Contrasting Assembly and Network Roles of Abundant and Rare Bacteria in Reservoir and Soil Habitats

Reservoir water and the adjacent soil are ecologically interconnected yet distinct microhabitats in saline coastal wetland ecosystems, but direct comparisons of their bacterial community composition and assembly remain limited. Here, we integrated high-throughput 16S rRNA gene sequencing with statistical, null model, and network analyses to compare diversity patterns, assembly mechanisms, and interactions of abundant and rare bacterial taxa in both habitats. Soil communities exhibited greater taxonomic diversity but a lower overall abundance, while reservoir communities displayed a pronounced vertical stratification, in contrast to the more spatially uniform soil communities at the sampled scale. Key environmental drivers differed: salinity (reflecting the harsh saline context) and nutrient levels structured reservoir communities, whereas the nutrient availability and cation exchange capacity predominated in soils. Stochastic processes mainly governed the assembly of abundant taxa in both habitats, whereas deterministic selection more strongly structured rare taxa, especially in soils subject to harsh saline conditions.
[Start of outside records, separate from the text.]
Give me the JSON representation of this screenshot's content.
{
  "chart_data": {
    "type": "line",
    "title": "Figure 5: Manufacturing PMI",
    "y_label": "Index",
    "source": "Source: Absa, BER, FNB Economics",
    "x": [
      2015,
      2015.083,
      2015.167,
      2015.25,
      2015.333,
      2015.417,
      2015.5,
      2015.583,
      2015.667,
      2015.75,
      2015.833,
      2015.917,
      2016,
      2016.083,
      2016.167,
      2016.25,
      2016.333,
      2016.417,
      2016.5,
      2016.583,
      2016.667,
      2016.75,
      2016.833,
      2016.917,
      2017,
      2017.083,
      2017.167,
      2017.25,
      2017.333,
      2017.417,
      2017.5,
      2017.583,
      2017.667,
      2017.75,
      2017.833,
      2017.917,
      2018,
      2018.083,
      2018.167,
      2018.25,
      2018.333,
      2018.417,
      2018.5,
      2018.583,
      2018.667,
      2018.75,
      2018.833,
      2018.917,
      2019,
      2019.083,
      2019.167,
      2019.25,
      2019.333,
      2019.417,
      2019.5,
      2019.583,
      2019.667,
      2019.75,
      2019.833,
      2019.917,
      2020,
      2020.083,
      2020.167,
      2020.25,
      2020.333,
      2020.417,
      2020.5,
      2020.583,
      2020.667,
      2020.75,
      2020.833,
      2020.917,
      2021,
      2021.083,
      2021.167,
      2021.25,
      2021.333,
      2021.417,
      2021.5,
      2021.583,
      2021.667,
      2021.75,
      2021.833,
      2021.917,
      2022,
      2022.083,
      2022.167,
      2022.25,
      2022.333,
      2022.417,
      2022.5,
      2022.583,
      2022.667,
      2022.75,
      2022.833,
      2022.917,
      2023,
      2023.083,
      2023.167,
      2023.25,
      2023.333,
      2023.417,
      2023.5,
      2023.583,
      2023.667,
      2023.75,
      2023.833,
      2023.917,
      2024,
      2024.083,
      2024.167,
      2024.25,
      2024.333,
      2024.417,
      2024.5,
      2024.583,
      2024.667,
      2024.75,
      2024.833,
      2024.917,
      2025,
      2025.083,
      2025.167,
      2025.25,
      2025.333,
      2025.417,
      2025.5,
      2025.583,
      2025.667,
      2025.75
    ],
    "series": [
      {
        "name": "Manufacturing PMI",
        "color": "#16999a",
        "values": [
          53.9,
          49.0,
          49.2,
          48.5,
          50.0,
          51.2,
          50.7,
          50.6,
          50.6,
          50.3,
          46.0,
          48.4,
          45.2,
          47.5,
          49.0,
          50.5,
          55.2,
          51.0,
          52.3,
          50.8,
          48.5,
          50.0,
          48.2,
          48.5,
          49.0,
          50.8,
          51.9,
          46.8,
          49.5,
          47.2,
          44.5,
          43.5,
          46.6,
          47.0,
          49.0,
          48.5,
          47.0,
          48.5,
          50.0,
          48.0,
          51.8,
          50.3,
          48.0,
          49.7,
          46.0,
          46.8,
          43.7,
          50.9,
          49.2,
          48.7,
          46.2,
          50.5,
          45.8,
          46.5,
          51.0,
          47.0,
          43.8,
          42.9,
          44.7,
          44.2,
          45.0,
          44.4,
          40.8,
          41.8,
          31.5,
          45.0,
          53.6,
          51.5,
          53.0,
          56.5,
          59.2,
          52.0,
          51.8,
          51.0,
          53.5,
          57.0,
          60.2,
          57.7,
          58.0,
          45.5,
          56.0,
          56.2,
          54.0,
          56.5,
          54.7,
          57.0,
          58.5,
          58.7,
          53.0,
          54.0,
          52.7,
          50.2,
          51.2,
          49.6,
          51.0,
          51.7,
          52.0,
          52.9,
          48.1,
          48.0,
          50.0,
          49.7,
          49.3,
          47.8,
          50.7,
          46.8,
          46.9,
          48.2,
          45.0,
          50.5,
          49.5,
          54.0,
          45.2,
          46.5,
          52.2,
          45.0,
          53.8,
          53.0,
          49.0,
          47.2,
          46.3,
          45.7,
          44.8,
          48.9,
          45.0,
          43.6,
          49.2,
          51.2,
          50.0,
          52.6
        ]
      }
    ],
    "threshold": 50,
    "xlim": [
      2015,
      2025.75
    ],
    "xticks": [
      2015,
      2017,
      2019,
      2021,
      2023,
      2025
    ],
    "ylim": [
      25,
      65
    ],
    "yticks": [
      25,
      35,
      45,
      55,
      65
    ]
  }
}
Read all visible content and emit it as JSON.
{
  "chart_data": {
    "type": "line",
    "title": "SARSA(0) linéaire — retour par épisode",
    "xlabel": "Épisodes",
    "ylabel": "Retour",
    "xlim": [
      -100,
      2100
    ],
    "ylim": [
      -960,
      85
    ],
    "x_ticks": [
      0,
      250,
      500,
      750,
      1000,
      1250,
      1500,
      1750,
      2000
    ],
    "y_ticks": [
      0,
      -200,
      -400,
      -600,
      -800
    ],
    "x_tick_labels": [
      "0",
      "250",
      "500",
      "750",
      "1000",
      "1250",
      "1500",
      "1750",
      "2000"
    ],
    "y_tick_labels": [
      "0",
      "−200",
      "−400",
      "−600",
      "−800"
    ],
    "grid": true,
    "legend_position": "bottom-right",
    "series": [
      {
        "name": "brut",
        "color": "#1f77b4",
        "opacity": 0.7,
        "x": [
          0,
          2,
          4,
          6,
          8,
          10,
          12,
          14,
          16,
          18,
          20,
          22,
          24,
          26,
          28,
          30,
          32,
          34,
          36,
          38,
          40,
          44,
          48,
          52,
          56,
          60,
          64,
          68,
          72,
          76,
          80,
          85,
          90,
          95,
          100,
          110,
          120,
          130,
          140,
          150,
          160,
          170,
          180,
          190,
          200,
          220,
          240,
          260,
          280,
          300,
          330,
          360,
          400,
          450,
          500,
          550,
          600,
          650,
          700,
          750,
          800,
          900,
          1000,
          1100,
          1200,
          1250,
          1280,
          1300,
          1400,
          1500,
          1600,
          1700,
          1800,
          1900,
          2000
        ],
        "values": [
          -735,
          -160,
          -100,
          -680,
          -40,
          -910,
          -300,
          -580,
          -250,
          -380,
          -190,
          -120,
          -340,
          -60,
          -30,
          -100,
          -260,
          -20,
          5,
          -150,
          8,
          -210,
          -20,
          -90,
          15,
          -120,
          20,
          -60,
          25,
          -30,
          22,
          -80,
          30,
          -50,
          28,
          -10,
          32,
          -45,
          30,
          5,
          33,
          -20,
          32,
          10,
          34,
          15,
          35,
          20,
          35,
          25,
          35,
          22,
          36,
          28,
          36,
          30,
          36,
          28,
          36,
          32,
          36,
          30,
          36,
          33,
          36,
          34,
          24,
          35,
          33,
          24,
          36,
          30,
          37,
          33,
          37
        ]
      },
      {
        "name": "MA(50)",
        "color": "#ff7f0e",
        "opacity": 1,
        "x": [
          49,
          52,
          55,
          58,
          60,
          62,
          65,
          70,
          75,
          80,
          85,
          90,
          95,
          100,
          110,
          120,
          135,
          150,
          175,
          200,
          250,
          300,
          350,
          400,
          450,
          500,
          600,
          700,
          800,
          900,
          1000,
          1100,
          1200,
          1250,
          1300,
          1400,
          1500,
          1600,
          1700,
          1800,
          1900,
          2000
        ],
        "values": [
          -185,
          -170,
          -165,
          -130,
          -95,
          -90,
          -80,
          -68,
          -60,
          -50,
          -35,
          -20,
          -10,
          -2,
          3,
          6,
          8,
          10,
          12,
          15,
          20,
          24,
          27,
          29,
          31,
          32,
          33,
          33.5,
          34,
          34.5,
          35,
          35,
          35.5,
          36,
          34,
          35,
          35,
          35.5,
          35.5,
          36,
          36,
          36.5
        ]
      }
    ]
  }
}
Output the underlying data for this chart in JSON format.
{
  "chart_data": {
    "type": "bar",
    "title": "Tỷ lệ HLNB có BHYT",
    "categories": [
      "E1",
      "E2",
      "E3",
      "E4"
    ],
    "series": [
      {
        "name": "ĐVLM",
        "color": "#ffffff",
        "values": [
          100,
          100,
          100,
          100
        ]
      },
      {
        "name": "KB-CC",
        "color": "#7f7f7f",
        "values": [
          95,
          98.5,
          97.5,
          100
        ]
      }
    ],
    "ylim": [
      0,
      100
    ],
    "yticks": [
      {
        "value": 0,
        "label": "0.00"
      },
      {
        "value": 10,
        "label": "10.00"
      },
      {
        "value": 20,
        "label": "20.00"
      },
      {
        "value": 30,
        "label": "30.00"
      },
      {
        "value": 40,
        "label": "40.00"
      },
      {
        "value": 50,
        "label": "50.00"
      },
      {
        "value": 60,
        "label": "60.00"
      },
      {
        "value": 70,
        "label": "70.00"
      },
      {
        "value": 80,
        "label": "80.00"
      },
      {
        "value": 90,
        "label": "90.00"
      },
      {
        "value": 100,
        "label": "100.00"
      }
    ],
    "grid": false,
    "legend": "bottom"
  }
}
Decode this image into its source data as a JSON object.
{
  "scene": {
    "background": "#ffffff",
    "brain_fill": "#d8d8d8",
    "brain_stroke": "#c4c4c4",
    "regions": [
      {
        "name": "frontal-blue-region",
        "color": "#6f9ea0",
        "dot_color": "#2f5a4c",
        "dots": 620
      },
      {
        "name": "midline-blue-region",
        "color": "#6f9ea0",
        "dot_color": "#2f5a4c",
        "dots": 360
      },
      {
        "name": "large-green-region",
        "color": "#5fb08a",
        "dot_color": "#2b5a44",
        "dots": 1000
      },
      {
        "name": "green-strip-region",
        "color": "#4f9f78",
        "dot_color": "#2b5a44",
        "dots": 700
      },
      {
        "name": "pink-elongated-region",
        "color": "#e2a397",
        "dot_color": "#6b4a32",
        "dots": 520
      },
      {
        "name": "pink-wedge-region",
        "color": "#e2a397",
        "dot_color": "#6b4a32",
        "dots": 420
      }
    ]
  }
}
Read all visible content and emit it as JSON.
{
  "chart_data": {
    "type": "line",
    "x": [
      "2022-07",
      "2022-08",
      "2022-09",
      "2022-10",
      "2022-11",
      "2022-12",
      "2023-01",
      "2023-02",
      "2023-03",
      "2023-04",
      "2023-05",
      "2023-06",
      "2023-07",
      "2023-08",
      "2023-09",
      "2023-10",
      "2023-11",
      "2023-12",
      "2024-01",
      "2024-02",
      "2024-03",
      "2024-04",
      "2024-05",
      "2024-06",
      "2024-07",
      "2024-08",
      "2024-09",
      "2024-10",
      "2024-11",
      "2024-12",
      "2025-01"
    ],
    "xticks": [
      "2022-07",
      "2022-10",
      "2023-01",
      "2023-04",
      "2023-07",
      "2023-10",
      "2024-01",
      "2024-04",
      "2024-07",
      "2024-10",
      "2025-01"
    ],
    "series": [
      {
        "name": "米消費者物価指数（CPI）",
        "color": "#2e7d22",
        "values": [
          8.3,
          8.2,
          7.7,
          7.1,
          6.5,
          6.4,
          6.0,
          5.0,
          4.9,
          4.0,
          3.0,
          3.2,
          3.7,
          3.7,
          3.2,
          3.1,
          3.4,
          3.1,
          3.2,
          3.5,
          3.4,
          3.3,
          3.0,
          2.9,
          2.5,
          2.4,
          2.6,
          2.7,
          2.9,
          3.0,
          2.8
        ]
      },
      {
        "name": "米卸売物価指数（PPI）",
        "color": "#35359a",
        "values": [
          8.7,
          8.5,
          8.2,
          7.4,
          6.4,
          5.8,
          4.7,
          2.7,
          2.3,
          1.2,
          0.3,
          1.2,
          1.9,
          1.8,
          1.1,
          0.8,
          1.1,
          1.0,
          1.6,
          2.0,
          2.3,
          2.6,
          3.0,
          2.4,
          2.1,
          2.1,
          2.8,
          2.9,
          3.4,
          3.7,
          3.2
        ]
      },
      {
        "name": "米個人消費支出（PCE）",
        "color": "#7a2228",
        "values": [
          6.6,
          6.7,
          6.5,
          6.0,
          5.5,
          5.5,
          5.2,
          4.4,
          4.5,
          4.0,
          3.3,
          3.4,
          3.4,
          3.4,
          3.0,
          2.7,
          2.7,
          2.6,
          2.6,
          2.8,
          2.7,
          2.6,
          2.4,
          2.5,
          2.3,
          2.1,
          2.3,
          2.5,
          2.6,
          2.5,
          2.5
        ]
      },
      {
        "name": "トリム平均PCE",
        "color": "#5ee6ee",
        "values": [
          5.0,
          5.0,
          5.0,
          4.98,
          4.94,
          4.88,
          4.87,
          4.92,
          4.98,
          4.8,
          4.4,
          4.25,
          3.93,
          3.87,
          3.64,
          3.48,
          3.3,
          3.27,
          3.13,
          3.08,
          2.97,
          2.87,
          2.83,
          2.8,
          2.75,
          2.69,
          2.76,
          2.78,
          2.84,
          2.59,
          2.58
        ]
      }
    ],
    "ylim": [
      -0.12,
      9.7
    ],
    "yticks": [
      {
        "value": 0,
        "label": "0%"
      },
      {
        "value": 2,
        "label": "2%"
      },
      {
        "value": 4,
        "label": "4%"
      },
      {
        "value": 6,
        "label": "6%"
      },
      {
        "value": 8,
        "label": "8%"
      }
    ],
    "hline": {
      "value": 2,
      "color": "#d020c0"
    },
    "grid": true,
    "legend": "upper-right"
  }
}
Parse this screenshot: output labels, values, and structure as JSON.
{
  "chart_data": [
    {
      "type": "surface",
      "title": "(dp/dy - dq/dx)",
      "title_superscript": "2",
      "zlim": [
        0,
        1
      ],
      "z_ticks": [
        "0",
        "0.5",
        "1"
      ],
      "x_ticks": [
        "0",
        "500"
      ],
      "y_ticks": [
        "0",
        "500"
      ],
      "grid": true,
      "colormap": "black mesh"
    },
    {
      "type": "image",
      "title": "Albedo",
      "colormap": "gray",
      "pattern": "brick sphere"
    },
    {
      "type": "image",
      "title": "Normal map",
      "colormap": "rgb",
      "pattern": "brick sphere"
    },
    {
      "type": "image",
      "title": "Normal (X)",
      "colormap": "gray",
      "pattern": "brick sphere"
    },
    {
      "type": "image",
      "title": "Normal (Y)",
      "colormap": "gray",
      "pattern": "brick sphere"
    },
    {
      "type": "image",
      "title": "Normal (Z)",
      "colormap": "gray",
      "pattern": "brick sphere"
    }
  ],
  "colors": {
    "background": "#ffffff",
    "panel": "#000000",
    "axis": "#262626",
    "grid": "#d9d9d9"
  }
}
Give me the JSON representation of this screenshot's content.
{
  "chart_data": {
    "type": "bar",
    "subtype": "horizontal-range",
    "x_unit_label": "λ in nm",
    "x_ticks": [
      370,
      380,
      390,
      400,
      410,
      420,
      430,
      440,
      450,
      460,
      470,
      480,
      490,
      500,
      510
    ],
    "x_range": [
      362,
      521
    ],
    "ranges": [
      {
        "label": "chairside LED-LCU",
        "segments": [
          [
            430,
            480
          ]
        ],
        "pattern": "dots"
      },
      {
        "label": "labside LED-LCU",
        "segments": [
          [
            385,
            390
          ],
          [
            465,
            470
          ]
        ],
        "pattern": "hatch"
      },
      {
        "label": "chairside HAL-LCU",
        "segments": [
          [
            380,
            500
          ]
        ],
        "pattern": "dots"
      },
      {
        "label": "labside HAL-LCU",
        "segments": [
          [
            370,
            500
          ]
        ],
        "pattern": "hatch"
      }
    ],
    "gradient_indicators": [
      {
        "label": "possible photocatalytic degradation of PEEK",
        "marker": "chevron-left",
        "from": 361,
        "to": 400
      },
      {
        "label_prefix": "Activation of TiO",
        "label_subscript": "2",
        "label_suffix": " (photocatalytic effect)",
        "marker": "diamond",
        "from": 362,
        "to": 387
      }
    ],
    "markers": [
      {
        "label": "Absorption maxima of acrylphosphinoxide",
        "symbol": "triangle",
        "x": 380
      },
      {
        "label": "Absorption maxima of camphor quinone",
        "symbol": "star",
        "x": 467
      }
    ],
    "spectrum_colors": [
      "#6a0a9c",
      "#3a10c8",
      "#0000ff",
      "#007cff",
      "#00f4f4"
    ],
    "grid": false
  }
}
The co-occurrence network analysis revealed higher connectivity and modularity in soils, with moderate taxa acting as critical connectors between modules. In contrast, rare taxa played a pivotal role in sustaining network stability in the reservoir. Together, these findings demonstrate distinct, habitat-dependent assembly mechanisms and ecological roles of abundant and rare bacterial taxa in saline coastal wetland microhabitats, providing insights that can inform wetland conservation and ecosystem management.